2733 NE Broadway, 662-8454, halepele.com. 4 pm-midnight daily.

It's a shame what post-WWII America made Polynesian culture into: little else than Spam sliders and heavy-handed knickknackery. The cozy, jungle hut feel of Hale Pele doesn't exactly deviate from the Trader Vic's/Don the Beachcomber model, but owner Blair Reynolds' focus on a back-to-basics approach to notoriously cloying cocktails makes this easy to forgive. It's the drinks that you're here for—and dear Lord, are they stiff. While bars such as Clyde Common and Rum Club win credit for serving rum-based classics in moodier low-key environs, Hale Pele should be deducted zero points for going the extra mile by adding the appropriate flair—whether swizzle stick or pillar of flame—to their concoctions.
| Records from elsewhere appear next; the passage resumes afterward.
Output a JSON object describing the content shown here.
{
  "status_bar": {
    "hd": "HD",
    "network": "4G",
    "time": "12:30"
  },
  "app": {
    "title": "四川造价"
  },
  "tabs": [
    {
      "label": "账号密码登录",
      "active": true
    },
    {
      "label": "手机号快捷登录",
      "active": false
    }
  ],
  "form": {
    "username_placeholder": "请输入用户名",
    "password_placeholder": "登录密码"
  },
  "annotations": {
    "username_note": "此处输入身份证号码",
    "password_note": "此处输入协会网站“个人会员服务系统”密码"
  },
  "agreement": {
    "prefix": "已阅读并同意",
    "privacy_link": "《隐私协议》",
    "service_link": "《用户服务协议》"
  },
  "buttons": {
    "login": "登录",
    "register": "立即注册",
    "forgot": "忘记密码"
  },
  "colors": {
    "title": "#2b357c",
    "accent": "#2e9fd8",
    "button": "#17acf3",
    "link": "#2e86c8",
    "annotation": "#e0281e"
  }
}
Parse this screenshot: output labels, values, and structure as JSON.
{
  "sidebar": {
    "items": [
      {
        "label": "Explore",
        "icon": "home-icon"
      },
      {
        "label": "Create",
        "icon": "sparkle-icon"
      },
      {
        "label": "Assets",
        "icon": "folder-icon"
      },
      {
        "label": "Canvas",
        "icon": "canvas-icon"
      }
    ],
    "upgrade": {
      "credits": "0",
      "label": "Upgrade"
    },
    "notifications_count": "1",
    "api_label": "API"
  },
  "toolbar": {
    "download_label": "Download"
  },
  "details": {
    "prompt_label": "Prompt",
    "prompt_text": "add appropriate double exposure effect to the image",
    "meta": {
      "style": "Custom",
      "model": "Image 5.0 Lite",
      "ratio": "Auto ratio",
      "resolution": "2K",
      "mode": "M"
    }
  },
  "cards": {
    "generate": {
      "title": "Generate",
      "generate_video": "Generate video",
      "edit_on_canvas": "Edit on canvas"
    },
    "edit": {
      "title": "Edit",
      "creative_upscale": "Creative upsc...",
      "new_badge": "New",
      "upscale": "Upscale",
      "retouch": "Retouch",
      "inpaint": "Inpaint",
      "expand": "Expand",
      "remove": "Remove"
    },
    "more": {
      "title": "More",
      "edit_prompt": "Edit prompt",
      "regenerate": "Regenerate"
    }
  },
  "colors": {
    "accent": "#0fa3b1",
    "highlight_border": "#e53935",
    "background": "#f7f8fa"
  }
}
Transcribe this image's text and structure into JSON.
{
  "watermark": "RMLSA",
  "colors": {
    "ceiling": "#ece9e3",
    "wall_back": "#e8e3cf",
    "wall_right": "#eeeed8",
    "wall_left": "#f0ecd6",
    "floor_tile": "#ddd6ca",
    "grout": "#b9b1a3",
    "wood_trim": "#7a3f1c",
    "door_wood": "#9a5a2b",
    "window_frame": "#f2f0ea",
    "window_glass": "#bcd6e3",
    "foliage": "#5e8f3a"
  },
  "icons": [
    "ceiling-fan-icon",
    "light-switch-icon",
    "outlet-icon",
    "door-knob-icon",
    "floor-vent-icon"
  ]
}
Consider the menu a map and the bartender your compass when ordering drinks. Looking to tie one on in classic fashion? The Zombie Punch ($15) is a guaranteed winner. Stuck holding the crew's car keys? Try the Beachcomber's Punch ($9) and, more importantly, try to drink only one. Then try to remember where your car is parked, at which point you should go back inside for another while your cab materializes.

Happy hour: 4-6 pm daily. Steeply discounted tiki faves and food. 

Entertainment: Volcanic eruptions. Occasional rain showers. Plus, someone's bound to light their eyebrows on fire before getting carried home by his neighbor's wife.